If after 10 years the batteries need replacing, so be it. The primary reason for them was to be able to ride out a week long blackout without loosing power to the fridge/freezer, and being able to do it in air conditioned comfort is a bonus.
The battery
warranty does state 60% capacity after 10 years, or a minimum energy throughput of 42.69MWh from a 13.8kWh pack, which roughly equates to 11.7kWh out of the battery every night for 10 years.
And the final battery test centre report from March 2022 included a BYD HVM which showed no apparent capacity fade after 1180 cycles.
@djwhalen This is the reason why I’m not switching yet. Too many years for ROI and edging close to warranty running out.

I’ll wait till LFP-batteries become more readily available for solar storage.

Good numbers either way.
@djwhalen You’re not factoring in you’ll probably have an electric car by then that you can essentially charge for free saving you $50 a week on fuel (that’s what I use anyway) or $2500 a year
@christianityistrue .... you don't lengthen or shorten an ROI it either goes up or down. The payback period will shorten or lengthen and in that you're also incorrect. Any additional personal electricity usage increases the ROI and decreases the payback period as you're taking advantage of the ~10c price difference between what you can sell the power for and what you can buy it for....
@jink926 Any extra usage of electricity is negative gearing towards ROI. In order to break even it takes time and it’s based on rate; I.e rate of supply vs usage. Supply should be generally stable (dependant on weather condition) but usage can vary greatly and any extra such as charging EV will increase the rate of usage, thus effectively lengthening projected pay pack date (i.e. ROI).

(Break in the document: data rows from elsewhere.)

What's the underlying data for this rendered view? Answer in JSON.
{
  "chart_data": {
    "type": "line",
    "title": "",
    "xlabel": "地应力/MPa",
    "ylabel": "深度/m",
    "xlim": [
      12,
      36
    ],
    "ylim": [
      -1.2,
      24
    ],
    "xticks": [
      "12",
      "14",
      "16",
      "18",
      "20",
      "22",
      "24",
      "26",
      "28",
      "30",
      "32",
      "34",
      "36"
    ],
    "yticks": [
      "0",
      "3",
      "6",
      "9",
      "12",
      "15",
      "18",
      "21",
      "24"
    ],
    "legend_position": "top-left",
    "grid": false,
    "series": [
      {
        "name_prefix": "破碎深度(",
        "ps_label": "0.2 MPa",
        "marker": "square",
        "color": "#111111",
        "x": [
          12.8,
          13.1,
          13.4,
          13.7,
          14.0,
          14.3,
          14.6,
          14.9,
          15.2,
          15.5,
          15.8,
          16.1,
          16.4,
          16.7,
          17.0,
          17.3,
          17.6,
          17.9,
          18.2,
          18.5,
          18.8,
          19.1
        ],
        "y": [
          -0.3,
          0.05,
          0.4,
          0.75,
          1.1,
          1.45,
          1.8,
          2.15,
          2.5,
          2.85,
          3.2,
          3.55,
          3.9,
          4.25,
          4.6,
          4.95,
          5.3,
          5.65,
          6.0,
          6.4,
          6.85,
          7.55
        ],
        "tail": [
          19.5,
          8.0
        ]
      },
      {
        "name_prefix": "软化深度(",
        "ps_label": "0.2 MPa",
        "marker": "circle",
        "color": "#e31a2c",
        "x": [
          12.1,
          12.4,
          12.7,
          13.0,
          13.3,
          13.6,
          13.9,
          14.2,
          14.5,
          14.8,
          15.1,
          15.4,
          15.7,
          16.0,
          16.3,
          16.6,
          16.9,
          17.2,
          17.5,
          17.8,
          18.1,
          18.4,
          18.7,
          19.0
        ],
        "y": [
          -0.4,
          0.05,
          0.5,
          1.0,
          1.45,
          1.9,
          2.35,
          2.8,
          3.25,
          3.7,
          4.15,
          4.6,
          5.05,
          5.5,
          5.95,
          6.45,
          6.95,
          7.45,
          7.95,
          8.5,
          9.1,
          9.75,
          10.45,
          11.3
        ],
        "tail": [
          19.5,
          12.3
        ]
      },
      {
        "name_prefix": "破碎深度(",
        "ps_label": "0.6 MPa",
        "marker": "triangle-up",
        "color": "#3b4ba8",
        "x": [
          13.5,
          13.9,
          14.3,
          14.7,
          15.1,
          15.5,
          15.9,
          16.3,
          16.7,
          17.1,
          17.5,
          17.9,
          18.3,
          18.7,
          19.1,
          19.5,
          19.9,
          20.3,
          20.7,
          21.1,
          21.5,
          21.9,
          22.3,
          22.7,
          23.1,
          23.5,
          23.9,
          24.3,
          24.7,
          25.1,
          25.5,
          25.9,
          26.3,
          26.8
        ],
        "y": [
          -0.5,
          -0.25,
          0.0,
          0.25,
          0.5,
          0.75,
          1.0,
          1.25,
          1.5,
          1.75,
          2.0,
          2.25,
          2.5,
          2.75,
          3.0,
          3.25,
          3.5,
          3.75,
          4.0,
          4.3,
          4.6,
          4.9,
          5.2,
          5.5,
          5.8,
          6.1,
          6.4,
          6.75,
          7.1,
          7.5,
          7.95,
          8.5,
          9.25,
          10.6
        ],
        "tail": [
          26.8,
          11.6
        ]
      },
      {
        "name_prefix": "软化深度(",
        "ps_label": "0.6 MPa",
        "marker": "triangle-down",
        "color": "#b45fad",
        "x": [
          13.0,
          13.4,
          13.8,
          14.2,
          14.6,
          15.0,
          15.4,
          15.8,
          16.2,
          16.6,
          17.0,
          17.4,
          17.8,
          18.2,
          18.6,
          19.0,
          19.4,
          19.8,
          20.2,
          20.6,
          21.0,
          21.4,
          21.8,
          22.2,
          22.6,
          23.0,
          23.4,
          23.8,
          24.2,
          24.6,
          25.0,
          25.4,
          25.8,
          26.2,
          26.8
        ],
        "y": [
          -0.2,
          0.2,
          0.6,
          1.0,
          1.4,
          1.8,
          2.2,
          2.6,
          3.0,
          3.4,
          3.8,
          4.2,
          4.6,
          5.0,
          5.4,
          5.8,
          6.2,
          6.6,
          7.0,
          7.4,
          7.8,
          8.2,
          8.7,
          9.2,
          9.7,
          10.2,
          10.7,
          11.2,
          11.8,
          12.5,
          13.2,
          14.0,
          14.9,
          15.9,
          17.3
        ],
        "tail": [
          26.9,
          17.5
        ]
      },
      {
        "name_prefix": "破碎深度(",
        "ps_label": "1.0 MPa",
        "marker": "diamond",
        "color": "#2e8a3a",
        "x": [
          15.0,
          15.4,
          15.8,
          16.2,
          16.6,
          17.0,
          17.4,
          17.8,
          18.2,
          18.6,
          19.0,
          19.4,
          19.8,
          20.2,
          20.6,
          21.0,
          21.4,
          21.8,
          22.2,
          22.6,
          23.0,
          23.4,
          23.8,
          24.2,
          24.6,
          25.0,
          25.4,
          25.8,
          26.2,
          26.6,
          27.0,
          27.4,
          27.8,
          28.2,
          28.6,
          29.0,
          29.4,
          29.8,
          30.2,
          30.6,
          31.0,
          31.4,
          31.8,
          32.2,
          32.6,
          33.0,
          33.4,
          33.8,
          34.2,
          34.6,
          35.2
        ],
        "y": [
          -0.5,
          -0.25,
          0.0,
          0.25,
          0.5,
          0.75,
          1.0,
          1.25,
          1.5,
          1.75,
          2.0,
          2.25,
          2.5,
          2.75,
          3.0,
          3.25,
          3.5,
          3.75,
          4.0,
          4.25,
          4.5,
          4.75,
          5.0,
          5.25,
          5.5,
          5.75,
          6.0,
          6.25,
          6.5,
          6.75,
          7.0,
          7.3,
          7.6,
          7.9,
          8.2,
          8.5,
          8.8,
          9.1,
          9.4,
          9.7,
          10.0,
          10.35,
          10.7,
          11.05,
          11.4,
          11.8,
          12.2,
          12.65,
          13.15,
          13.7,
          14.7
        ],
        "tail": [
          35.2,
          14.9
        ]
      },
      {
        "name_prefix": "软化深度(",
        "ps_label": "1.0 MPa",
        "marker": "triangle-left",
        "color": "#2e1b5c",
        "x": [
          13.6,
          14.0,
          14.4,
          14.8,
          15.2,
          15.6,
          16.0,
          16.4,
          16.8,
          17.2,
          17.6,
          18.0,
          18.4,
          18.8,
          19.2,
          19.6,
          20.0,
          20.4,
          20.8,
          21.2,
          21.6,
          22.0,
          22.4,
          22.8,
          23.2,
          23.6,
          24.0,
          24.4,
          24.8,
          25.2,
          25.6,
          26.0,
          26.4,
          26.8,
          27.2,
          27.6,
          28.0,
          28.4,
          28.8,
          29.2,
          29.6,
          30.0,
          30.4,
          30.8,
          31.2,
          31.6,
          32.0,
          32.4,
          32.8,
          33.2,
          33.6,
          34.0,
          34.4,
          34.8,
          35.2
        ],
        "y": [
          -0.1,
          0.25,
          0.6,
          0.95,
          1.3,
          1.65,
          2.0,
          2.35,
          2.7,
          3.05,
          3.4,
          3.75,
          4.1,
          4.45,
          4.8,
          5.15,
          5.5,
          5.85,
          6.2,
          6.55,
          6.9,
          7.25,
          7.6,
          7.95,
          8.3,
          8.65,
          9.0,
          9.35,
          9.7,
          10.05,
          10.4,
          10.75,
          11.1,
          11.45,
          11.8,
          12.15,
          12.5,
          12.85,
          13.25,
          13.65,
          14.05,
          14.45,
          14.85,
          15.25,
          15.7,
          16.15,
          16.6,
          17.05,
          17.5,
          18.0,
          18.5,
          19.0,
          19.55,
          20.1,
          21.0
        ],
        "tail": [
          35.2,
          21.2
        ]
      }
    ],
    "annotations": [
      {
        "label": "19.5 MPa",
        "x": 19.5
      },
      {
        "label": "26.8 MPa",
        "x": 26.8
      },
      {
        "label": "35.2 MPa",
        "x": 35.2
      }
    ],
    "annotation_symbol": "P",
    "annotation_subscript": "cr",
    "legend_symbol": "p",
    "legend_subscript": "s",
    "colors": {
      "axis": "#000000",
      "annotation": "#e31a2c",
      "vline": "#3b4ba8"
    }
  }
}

Like you said, ROI is a %, a unit-less figure which in this case is essentially ‘usage vs supply’.
@christianityistrue That was one giant word vomit and completely incorrect. Just stop digging. Increased personal usage of the electricity you are generating results in an INCREASED ROI due to the due to the delta between your feed in tariff and general electricity purchase rate.
@thinker108 But you’re spending more now because you now have an EV to charge; i.e. it’s reducing the feed in profit because batteries have to be charged longer or instead of feeding in you are using the electricity to charge EV.
@kelbel81 6000 cycles would be some pretty high end batteries. BYD uses LFP cells which typically are rated at 2, maybe 3000 cycles before 80% capacity. Lithium titanium oxide would easily deliver 6000 cycles if not many more but would cost many times as much and take up a lot more space as well.
@kelbel81 The 12c feed in tariff won't be around for long. Current market price for electricity during peak solar is usually ~ 3 to 4 c.

The power companies are being forced by regulation to buy power at above market rates. So they are passing this cost onto other customers so its not achieving emissions reduction just transferring money from people with panels to customers without.